A militant group in Nigeria's oil-rich Niger Delta area has claimed responsibility for a bomb attack at an oil pipeline. The Niger Delta Avengers (NDA) said they bombed a Chevron Nigeria Limited, CNL, offshore Export Pipeline at Escravos, in the Delta State, at about 3.45 am on 25 October.

"This action is to further warn all IOCs [International Oil Companies] that when we warn that there should be no repairs pending negotiation/dialogue with the people of the Niger Delta, it means there should be no repairs," the group said in a statement.

"Ant attempt to use dialogue to distract us so as to allow the free flow of our oil will halt the dialogue process."

The latest attack came weeks after President Muhammadu Buhari announced the Nigerian government and oil companies in the country were seeking to make contact with leaders of militant groups in the Delta.

Attacks blamed on the (NDA) , which emerged earlier this year, have brought Nigeria's oil production to a 30-year low. The group, which says it fights to end disenfranchisement of impoverished communities in the Delta and obtain greater shares of oil revenues, vowed to bring the country's oil production down "to zero".

In September, vice-president Yemi Osinbajo claimed the country now loses over one million barrels of crude oil on a daily basis.

Nigeria currently produces 1.9m bpd (barrels per day). As a result, it is no longer Africa's biggest oil producer, a title now held by Angola.

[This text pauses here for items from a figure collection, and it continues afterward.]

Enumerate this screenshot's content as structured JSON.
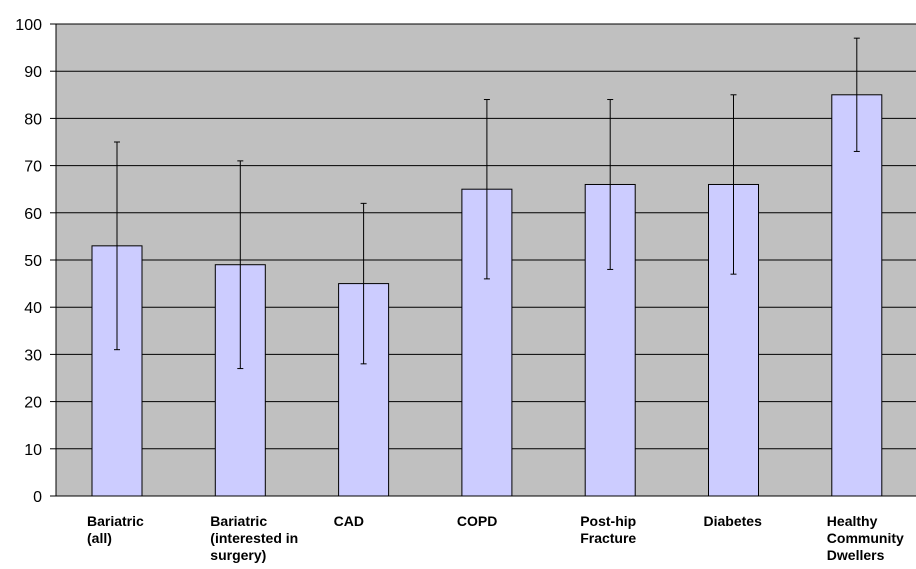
{
  "chart_data": {
    "type": "bar",
    "title": "",
    "xlabel": "",
    "ylabel": "",
    "ylim": [
      0,
      100
    ],
    "yticks": [
      0,
      10,
      20,
      30,
      40,
      50,
      60,
      70,
      80,
      90,
      100
    ],
    "grid": "horizontal",
    "legend": "none",
    "categories": [
      [
        "Bariatric",
        "(all)"
      ],
      [
        "Bariatric",
        "(interested in",
        "surgery)"
      ],
      [
        "CAD"
      ],
      [
        "COPD"
      ],
      [
        "Post-hip",
        "Fracture"
      ],
      [
        "Diabetes"
      ],
      [
        "Healthy",
        "Community",
        "Dwellers"
      ]
    ],
    "values": [
      53,
      49,
      45,
      65,
      66,
      66,
      85
    ],
    "error_low": [
      31,
      27,
      28,
      46,
      48,
      47,
      73
    ],
    "error_high": [
      75,
      71,
      62,
      84,
      84,
      85,
      97
    ],
    "colors": {
      "plot_background": "#c0c0c0",
      "bar_fill": "#ccccff",
      "bar_stroke": "#000000",
      "gridline": "#000000"
    }
  }
}
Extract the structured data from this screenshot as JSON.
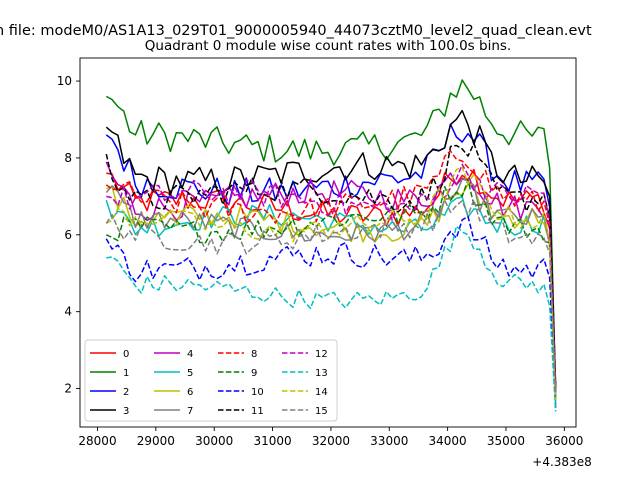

Earlier this year, South Africa regained the title of Africa's largest economy, a position held by Nigeria for the past two years.

In August, the government and militant groups in the volatile Delta agreed on a month-long ceasefire. After repeatedly discrediting government claims that a ceasefire had been reached, the NDA reportedly agreed to a truce in August. However, the group has since resumed attacks.

Birth of militants in Niger Delta

Militant groups in the oil-rich Niger Delta region took hold in the early 2000s following the deterioration of living conditions blamed on the increase of oil-related activities by foreign corporations. Tensions flared up in local communities as some ethnic groups felt they were being exploited and did not benefit from the crude oil on their land.

The repeated oil spills that considerably damaged the environment and hit people's health further deepened communities' frustrations. After being elected in 2015, Buhari extended a 2009 amnesty granted to 30,000 former militants in the area.